I wouldn't recommend using delay spray for oral sex...I mean, you can do....but it tastes absolutely foul and it WILL numb your tongue, lips and throat, which feels wrong lol. I've tried it, can't say I would again. I guess in combination with a condom barrier, it would work fine, but if the condom works fine without the spray then why bother with the spray?

It is definitely possible for a man to be too sensitive, just like us women. I can't bear for my clitoris to be exposed and touched/licked. I prefer an "around the houses" (or down the sides) kind of approach.

In saying that though, a very gentle, slippery touch can often be okay. Maybe try a night of experimenting, with different kinds of oral, just extremely gentle, barely there to firmer. Slower and faster...or even avoiding the head and just licking and kissing up the shaft. Of course, it might be that your man just cannot stand it and prefers it not to be done. Contrary to popular belief, not all men enjoy oral sex. One of my exes would not even let me go there, despite wanting to and at 30, he had had enough experiences to know that nothing worked and he just did not like it at all. I understand your frustration, as a fan of oral (giving and receiving) but he knows his body best.

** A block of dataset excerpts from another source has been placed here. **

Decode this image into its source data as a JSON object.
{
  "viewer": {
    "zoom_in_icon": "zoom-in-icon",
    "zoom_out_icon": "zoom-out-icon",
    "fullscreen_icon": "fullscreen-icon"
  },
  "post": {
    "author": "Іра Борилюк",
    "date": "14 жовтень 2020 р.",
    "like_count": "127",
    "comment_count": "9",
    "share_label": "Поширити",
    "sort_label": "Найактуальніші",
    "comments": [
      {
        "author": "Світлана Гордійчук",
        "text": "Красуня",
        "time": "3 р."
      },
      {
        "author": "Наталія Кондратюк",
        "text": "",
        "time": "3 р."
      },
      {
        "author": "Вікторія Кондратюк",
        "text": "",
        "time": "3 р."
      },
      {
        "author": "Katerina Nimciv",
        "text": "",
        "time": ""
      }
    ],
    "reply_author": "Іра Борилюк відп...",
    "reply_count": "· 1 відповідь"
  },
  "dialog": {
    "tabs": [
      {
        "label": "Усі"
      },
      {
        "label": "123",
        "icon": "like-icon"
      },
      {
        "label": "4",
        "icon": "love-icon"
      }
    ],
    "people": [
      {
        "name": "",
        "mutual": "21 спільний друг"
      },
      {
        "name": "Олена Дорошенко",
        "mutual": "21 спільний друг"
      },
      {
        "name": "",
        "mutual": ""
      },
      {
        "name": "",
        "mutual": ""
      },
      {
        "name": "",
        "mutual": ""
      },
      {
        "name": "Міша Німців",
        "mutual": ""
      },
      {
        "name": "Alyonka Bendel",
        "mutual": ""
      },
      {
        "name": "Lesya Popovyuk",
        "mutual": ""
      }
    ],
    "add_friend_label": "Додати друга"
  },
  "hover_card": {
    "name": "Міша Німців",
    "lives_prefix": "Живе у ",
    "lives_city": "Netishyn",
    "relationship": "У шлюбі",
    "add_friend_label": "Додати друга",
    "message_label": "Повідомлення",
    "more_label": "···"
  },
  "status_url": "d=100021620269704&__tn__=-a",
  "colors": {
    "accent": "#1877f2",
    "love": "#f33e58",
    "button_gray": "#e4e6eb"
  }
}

I have the same thing with my BF, I was beginning to wonder if it was just me! He doesn't seem to enjoy oral very much (and can count on one hand the number of times he's come from it, missing most of the fingers). It seems to be worst (wince inducing) when it's at the back of my throat, where it's rougher, so I think it is just friction. He doesn't get very wet either and saliva makes quite thin lube (think how dry shower sex can be) so my plan is flavoured lube, and maybe trying the doc johnson good head stroker so that I can just use my tongue and lips to be more gentle on the head without losing shaft stimulation. If that doesn't help, I'll consider flavoured condoms and if THAT doesn't.... I'm giving up. There's plenty of things he does enjoy, no point in wasting time on things he doesn't. It's just a shame because I actually like giving him oral, which is a first for me!